We discussed the different beliefs of many of our friends, and thier different faiths, Christian or non Christian.

There was time to squeeze in a couple of pages from Mao’s Last Dancer – and some chatting about life in a communist country. How would it be different to life in our country?

Then it was time to leave for our errands.

I left with a satisfying feeling of contentment with our summer morning.



“I think you fold it this way.”

‘No – maybe try it the other way around?”

“Dad, can you help?”

A few minutes later, dh ( Gerry) helped Anthony and I sort out our origami.

We were attempting to make a secrets parcel, to give to J for his birthday.

Last week, I found a book at the library – Step By step Origami. It was in the children’s section and has large colour photographs so, ostensibly, should be easy to follow.

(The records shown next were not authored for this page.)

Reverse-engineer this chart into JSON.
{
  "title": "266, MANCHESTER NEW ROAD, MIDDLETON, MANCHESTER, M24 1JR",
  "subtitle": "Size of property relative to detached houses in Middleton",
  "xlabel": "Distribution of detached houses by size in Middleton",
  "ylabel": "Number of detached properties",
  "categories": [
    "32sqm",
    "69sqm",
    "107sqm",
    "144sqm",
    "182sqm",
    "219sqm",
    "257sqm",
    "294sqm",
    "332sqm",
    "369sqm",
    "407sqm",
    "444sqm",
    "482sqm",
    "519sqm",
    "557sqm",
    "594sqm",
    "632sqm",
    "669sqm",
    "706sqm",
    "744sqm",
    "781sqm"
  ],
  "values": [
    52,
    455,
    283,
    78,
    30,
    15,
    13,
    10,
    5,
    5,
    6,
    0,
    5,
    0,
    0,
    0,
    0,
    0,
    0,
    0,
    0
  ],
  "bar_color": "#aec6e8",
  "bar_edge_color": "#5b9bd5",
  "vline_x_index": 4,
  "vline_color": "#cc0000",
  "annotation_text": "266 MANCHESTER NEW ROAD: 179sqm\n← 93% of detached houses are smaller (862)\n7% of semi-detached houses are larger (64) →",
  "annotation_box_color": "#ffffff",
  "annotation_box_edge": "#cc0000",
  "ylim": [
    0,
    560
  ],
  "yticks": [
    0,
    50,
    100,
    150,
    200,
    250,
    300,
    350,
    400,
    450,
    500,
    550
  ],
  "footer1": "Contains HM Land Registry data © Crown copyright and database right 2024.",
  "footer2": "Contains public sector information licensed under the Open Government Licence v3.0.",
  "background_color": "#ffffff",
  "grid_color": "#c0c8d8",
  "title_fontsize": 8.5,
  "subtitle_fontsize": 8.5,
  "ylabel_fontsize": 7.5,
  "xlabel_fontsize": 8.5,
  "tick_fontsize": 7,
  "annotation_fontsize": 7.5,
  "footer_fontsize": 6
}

Perhaps Anthony and I are manually challenged – it tooks us many folds and some help to complete the shape.

But origami is fun! And what a great learning experience – spatial awareness, shapes, arts, maths, culture as we read about the history of paper and origami in Japan…


Yet another quote.

Okay, I promise not to bore you all with my favourite quotes, but I am writing my mottoes for the year.

These slogans or mottoes tend to be quotes or sayings symbolizing what it is that I wish to be/do/want from the new year.

They help me focus.

I usually write them in my daytimer/diary, as little reminders.

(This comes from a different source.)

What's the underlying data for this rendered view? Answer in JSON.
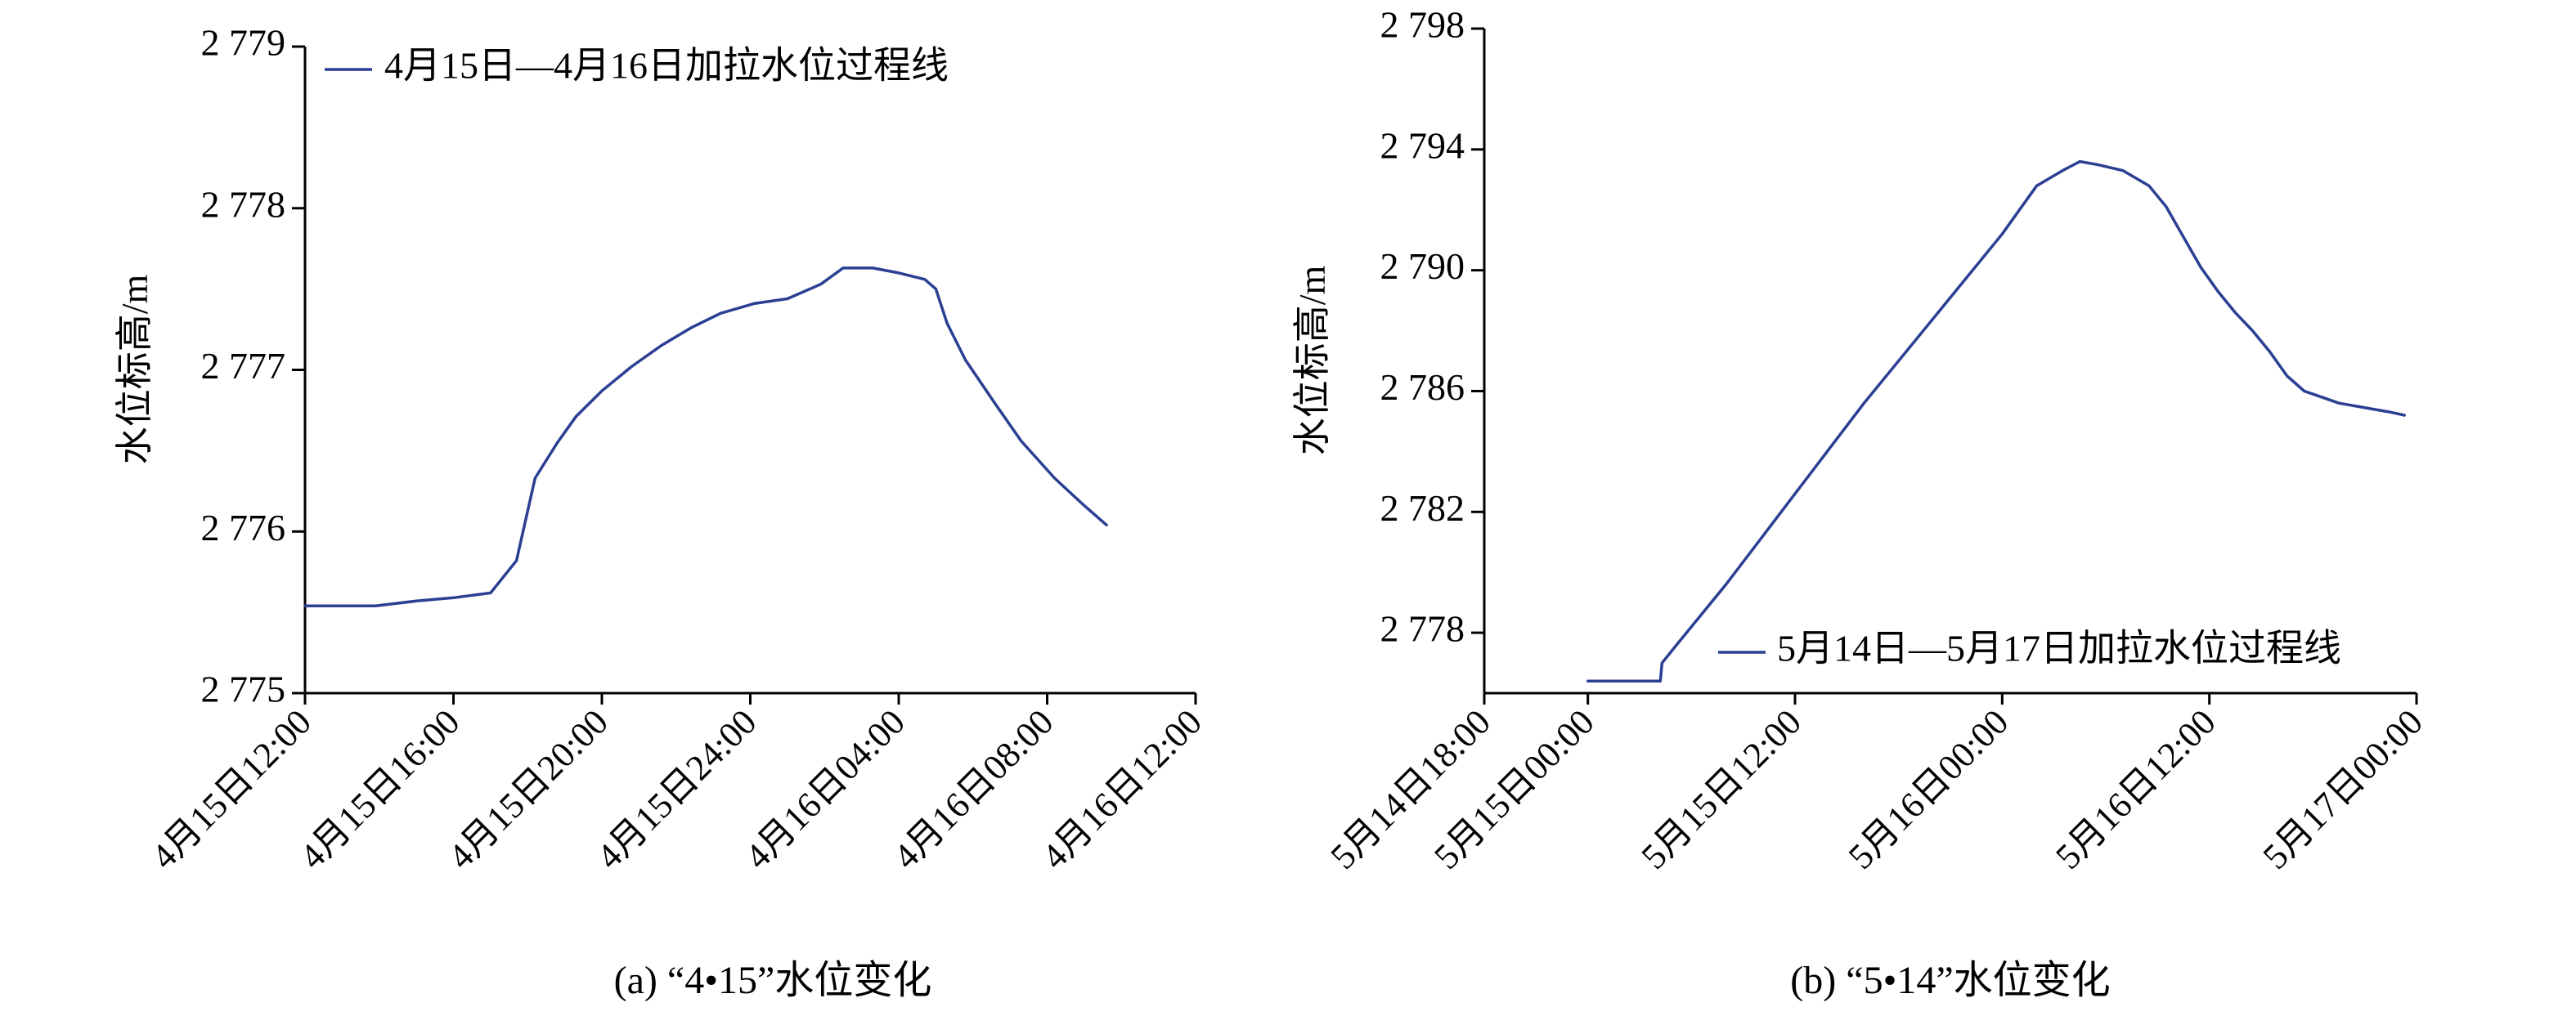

I often share them with others, children included. It is fascinating to hear their thoughts on my mottoes and to hear of their own possible mottoes.

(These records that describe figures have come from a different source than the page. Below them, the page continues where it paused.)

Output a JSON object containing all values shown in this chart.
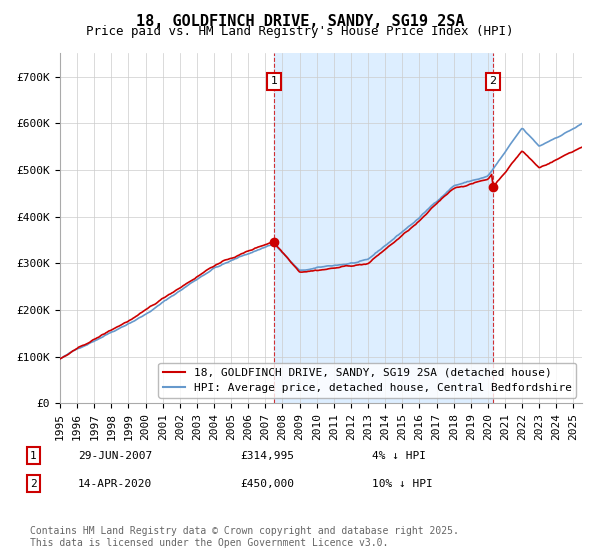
{
  "title": "18, GOLDFINCH DRIVE, SANDY, SG19 2SA",
  "subtitle": "Price paid vs. HM Land Registry's House Price Index (HPI)",
  "legend_label_red": "18, GOLDFINCH DRIVE, SANDY, SG19 2SA (detached house)",
  "legend_label_blue": "HPI: Average price, detached house, Central Bedfordshire",
  "footnote": "Contains HM Land Registry data © Crown copyright and database right 2025.\nThis data is licensed under the Open Government Licence v3.0.",
  "marker1_label": "1",
  "marker1_date": "29-JUN-2007",
  "marker1_price": "£314,995",
  "marker1_hpi": "4% ↓ HPI",
  "marker2_label": "2",
  "marker2_date": "14-APR-2020",
  "marker2_price": "£450,000",
  "marker2_hpi": "10% ↓ HPI",
  "marker1_x": 2007.5,
  "marker2_x": 2020.3,
  "ylim": [
    0,
    750000
  ],
  "xlim_start": 1995,
  "xlim_end": 2025.5,
  "yticks": [
    0,
    100000,
    200000,
    300000,
    400000,
    500000,
    600000,
    700000
  ],
  "ytick_labels": [
    "£0",
    "£100K",
    "£200K",
    "£300K",
    "£400K",
    "£500K",
    "£600K",
    "£700K"
  ],
  "xtick_years": [
    1995,
    1996,
    1997,
    1998,
    1999,
    2000,
    2001,
    2002,
    2003,
    2004,
    2005,
    2006,
    2007,
    2008,
    2009,
    2010,
    2011,
    2012,
    2013,
    2014,
    2015,
    2016,
    2017,
    2018,
    2019,
    2020,
    2021,
    2022,
    2023,
    2024,
    2025
  ],
  "red_color": "#cc0000",
  "blue_color": "#6699cc",
  "shade_color": "#ddeeff",
  "grid_color": "#cccccc",
  "bg_color": "#ffffff",
  "title_fontsize": 11,
  "subtitle_fontsize": 9,
  "axis_fontsize": 8,
  "legend_fontsize": 8,
  "footnote_fontsize": 7
}
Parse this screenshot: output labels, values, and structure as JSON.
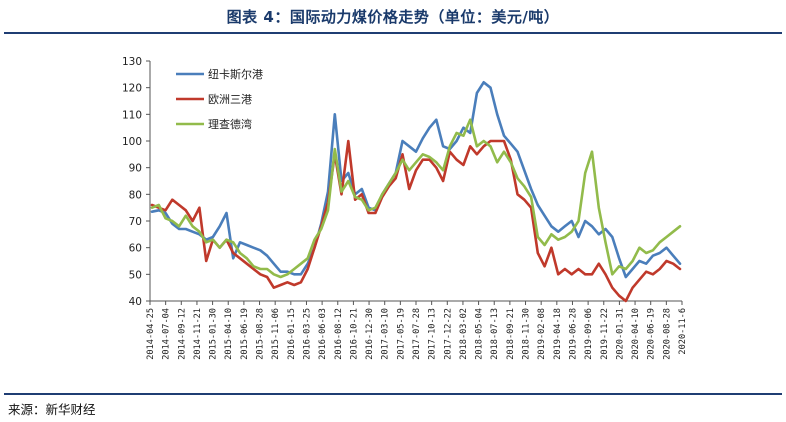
{
  "header": {
    "title": "图表 4：国际动力煤价格走势（单位：美元/吨）"
  },
  "footer": {
    "source": "来源：新华财经"
  },
  "chart_data": {
    "type": "line",
    "title": "图表 4：国际动力煤价格走势（单位：美元/吨）",
    "xlabel": "",
    "ylabel": "",
    "ylim": [
      40,
      130
    ],
    "yticks": [
      40,
      50,
      60,
      70,
      80,
      90,
      100,
      110,
      120,
      130
    ],
    "grid": false,
    "legend_position": "top-left",
    "x_tick_labels": [
      "2014-04-25",
      "2014-07-04",
      "2014-09-12",
      "2014-11-21",
      "2015-01-30",
      "2015-04-10",
      "2015-06-19",
      "2015-08-28",
      "2015-11-06",
      "2016-01-15",
      "2016-03-25",
      "2016-06-03",
      "2016-08-12",
      "2016-10-21",
      "2016-12-30",
      "2017-03-10",
      "2017-05-19",
      "2017-07-28",
      "2017-10-13",
      "2017-12-22",
      "2018-03-02",
      "2018-05-04",
      "2018-07-13",
      "2018-09-21",
      "2018-11-30",
      "2019-02-08",
      "2019-04-18",
      "2019-06-28",
      "2019-09-06",
      "2019-11-22",
      "2020-01-31",
      "2020-04-10",
      "2020-06-19",
      "2020-08-28",
      "2020-11-6"
    ],
    "series": [
      {
        "name": "纽卡斯尔港",
        "color": "#4a7ebb",
        "values": [
          73.5,
          74,
          73,
          69,
          67,
          67,
          66,
          65,
          63,
          64,
          68,
          73,
          56,
          62,
          61,
          60,
          59,
          57,
          54,
          51,
          51,
          50,
          50,
          54,
          60,
          69,
          81,
          110,
          85,
          88,
          80,
          82,
          75,
          74,
          80,
          84,
          88,
          100,
          98,
          96,
          101,
          105,
          108,
          98,
          97,
          100,
          105,
          103,
          118,
          122,
          120,
          110,
          102,
          99,
          96,
          89,
          82,
          76,
          72,
          68,
          66,
          68,
          70,
          64,
          70,
          68,
          65,
          67,
          64,
          56,
          49,
          52,
          55,
          54,
          57,
          58,
          60,
          57,
          54
        ]
      },
      {
        "name": "欧洲三港",
        "color": "#c0392b",
        "values": [
          76,
          75,
          74,
          78,
          76,
          74,
          70,
          75,
          55,
          63,
          60,
          63,
          58,
          56,
          54,
          52,
          50,
          49,
          45,
          46,
          47,
          46,
          47,
          52,
          60,
          68,
          77,
          95,
          80,
          100,
          78,
          80,
          73,
          73,
          79,
          83,
          86,
          95,
          82,
          89,
          93,
          93,
          90,
          85,
          96,
          93,
          91,
          98,
          95,
          98,
          100,
          100,
          100,
          93,
          80,
          78,
          75,
          58,
          53,
          60,
          50,
          52,
          50,
          52,
          50,
          50,
          54,
          50,
          45,
          42,
          40,
          45,
          48,
          51,
          50,
          52,
          55,
          54,
          52
        ]
      },
      {
        "name": "理查德湾",
        "color": "#92bb4b",
        "values": [
          75,
          76,
          71,
          70,
          68,
          72,
          68,
          66,
          62,
          63,
          60,
          63,
          62,
          58,
          56,
          53,
          52,
          52,
          50,
          49,
          50,
          52,
          54,
          56,
          63,
          67,
          74,
          97,
          81,
          85,
          79,
          78,
          74,
          75,
          80,
          84,
          88,
          93,
          89,
          92,
          95,
          94,
          92,
          89,
          98,
          103,
          102,
          108,
          98,
          100,
          98,
          92,
          96,
          92,
          86,
          83,
          79,
          64,
          61,
          65,
          63,
          64,
          66,
          70,
          88,
          96,
          75,
          62,
          50,
          53,
          52,
          55,
          60,
          58,
          59,
          62,
          64,
          66,
          68
        ]
      }
    ]
  }
}
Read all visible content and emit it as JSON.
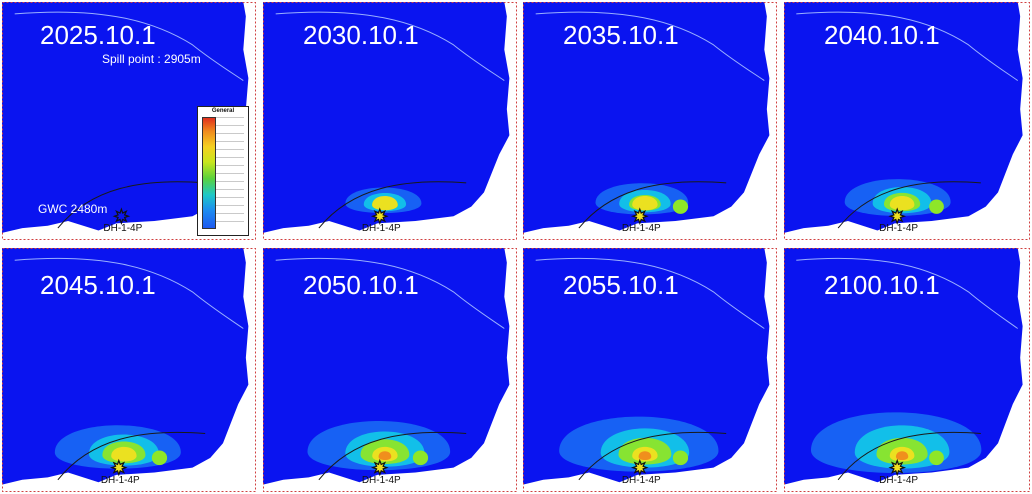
{
  "panels": [
    {
      "date": "2025.10.1",
      "plume": 0
    },
    {
      "date": "2030.10.1",
      "plume": 1
    },
    {
      "date": "2035.10.1",
      "plume": 2
    },
    {
      "date": "2040.10.1",
      "plume": 3
    },
    {
      "date": "2045.10.1",
      "plume": 4
    },
    {
      "date": "2050.10.1",
      "plume": 5
    },
    {
      "date": "2055.10.1",
      "plume": 6
    },
    {
      "date": "2100.10.1",
      "plume": 7
    }
  ],
  "annotations": {
    "spill_point": "Spill point : 2905m",
    "gwc": "GWC 2480m",
    "well_name": "DH-1-4P"
  },
  "legend": {
    "title": "General"
  },
  "colors": {
    "background": "#0a14f0",
    "plume_outer": "#1a6ef5",
    "plume_mid": "#12c4e8",
    "plume_inner": "#8ee628",
    "plume_core": "#f0e020",
    "plume_hot": "#f08a1e",
    "boundary": "#ffffff",
    "contour": "#1a1a1a"
  },
  "icons": {
    "well": "sun-burst-well-icon"
  }
}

So, this is another quote, that I am considering –

“Consult not your fears but your hopes and dreams. Think not about your frustrations, but about your unfulfilled potential. Concern yourself not with what you tried and failed in, but with what is still possible for you to do.” ~Pope John XXIII

Note – has this to say about mottoes –

mot·to n. pl. mot·toes or mot·tos
A brief statement used to express a principle, goal, or ideal.

A sentence, phrase, or word of appropriate character inscribed on or attached to an object.
A maxim adopted as a guide to one’s conduct.
[Italian, word, motto, probably from Vulgar Latin *mttum, word. See motom definitione of mottoes is ”


Maria Montessori

“Supposing I said there was a planet without schools or teachers, study was unknown, and yet the inhabitants – doing nothing but living and walking about – came to know all things ….Well, just this, which seems to fanciful as to be nothing but the invention of a fertile imagination, is a reality. It is the child’s way of learning.”

Dr. Maria Montessori



January is definitely a time for the new.

The new , many times, means cleaning and sorting, mentally and physically and spiritually.

The physical part took the shape, yesterday, of tidying the art/stationery trolley and re-organizing our journalling nook. Between frequent rests for me.

The journalling nook was set up during last January’s “sorting’ time. And then the nook was moved to a new place after our move interstate and to a new home last March.

I think tidying and organizing can be part of strewing – strewing ideas and activities for ourselves and our children. Strewing doesn’t have to be a physical thing – it can be mental, looking at what we have and where we are, with new eyes. A paradigm shift.

Tidying some of the clutter helps me discover the paradigm shift.

We sort and throw out, make a list of some new supplies to purchase and are encouraged to look again at some art or writing or drawing. Maybe.


One More Thing

Oh, thought I’d share my One Thing for today – again, two things.

1. Read aloud from Our Life in the Church, with those boys who will be confirmed this year. I expect we will get side tracked into many other discussions.
2. Print some information about Manet ( artist) and Mozart ( composer) for the refrigerator door. In this, I have been inspired by the posters at the 4 real discussion boards* – these two have been suggested as the artist and the composer for the month of January.

We already have a print of one of Manet’s paintings on the dining room computer, as wallpaper ( The Escape of Rocherfort) and have listened to some of Mozart while I ate breakfast and others read or played video games.